The animal set to overtake sheep as the most farmed in Wales

Original by: Laura Clements, WalesOnline… 

(Photo taken from WalesOnline

Chickens will soon out-number people in Wales by more than three to one


It's well-known that sheep outnumber people three to one in Wales.

But the fluffy farm animals, who number around 9.5 million, are about to be overtaken by chickens.

It is estimated that the number of poultry is set to top 10 million by the end of the year - and animal rights campaigners blame an explosion in "mega-farms" over the past few years.

The industry is now worth £6.4 billion to the British economy - and its continued rise means lower poultry prices for shoppers.

However, The Campaign for the Protection of Rural Wales (CPRW) said they alarmed by the increase.

Dr Christine Hugh-Jones, from the charity, said: "Applications for poultry units a re coming in thick and fast and they virtually never get refused".

The proposals, by Langdon Enterprises Ltd, are the latest in a long list of applications for large poultry farms which have appeared "like mushrooms" according to TV naturalist Iolo Williams.

Last year, council officials in Gwynedd gave permission for a 30,000 bird farm in Snowdonia to be built. 

While the number of sheep in Wales has only decreased in recent years, the number of chickens has steadily risen.

In 2008, Welsh Government figures said there was 2.1 million of the birds. But fast-forward to 2018 and that figure now stood at 8.1 milion.

Based on current trends, CPRW said the poultry population will go up by another 1.9 million by the end of 2019.

The move comes as farmers look to diversify amid continued difficulties in the agricultural industry and the prolonged uncertainties surrounding Brexit.

Whereas lamb and beef are the most popular meats exported to the EU, eggs are mostly sold within the UK.

And the rise in the number of poultry farm applications in Wales since the EU referendum vote is clear.

In Powys, the poultry farm capital of Wales, more than one hundred poultry units have been approved between April 2016 and June 2018.

Only three applications were refused.

Although flock sizes vary, most commercial producers have 8,000-12,000 hens, with a maximum limit of 16,000 in one house.

Those trends have also been fuelled by a rise in demand for eggs. Last year, more than 13 billion eggs were consumed in Britain - that's 199 per person.

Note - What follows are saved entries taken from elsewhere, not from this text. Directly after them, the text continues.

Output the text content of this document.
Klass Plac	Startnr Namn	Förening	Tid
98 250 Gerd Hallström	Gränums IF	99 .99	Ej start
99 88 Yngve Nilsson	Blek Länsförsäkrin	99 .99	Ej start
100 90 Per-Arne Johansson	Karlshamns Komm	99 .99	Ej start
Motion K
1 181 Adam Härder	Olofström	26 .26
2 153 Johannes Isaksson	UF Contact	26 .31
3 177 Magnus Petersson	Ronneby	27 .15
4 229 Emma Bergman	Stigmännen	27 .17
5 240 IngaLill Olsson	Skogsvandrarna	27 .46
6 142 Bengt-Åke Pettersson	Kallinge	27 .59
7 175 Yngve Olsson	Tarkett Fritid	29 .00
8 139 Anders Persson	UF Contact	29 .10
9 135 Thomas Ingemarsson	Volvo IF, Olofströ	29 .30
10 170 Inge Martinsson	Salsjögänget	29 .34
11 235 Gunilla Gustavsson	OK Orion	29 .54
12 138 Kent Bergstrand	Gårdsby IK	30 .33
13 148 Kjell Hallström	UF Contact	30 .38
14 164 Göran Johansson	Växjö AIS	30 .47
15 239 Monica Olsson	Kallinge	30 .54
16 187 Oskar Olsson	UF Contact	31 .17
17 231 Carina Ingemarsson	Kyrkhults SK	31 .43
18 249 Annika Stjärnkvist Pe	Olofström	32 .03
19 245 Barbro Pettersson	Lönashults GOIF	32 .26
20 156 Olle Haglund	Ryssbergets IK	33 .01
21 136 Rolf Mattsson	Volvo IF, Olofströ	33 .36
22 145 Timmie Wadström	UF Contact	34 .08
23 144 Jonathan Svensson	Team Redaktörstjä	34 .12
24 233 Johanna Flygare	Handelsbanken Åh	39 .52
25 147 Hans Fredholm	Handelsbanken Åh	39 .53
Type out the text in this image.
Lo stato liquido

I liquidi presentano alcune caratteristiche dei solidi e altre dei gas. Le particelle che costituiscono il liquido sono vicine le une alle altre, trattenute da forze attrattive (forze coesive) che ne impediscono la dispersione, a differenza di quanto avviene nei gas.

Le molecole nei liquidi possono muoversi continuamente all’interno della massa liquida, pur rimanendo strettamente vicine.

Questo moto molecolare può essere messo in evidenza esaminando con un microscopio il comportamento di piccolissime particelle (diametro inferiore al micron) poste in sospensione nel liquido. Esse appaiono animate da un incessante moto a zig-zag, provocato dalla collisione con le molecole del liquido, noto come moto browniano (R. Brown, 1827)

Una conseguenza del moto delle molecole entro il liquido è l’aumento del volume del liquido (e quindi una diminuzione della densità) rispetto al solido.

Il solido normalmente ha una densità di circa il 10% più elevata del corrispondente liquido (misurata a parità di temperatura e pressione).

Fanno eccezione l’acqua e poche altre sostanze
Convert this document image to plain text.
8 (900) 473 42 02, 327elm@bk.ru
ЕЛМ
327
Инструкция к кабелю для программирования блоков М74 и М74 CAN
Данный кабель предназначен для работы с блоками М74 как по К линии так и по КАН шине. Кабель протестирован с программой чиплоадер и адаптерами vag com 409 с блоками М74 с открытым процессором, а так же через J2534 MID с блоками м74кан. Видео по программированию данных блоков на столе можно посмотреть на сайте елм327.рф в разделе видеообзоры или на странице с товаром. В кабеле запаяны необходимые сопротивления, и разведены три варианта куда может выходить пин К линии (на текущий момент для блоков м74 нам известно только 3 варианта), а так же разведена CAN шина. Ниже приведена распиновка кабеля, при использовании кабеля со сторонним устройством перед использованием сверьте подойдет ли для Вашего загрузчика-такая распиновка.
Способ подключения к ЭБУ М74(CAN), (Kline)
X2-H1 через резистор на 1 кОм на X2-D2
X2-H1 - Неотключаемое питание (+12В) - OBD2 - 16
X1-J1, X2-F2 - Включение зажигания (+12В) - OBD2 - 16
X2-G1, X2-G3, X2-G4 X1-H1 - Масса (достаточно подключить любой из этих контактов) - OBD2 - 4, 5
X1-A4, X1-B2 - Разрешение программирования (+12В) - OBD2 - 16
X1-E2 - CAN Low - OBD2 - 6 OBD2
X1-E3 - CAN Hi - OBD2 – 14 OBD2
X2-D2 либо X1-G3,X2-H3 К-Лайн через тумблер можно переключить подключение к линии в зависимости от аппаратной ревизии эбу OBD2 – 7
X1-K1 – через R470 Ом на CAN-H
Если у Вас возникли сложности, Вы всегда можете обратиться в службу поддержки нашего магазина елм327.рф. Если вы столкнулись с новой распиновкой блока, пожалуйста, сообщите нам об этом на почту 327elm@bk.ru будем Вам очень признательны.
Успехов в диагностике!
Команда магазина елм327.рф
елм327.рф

Producers are also bracing themselves for changes in 2025 - when most retailers have committed to selling only free-range eggs.

The British Free Range Egg Producers Association (BFREPA) have expressed concerns that the current growth made lead to oversupply and declining prices - potentially good news for consumers but bad for farmers.

One member of the association said: "We are already in a position of price cuts and egg oversupply. Consumption is growing, but not half
as quickly as the industry is expanding."

However, some warn that the surge in so-called "intensive poultry units" - or IPUs - could harm the environment.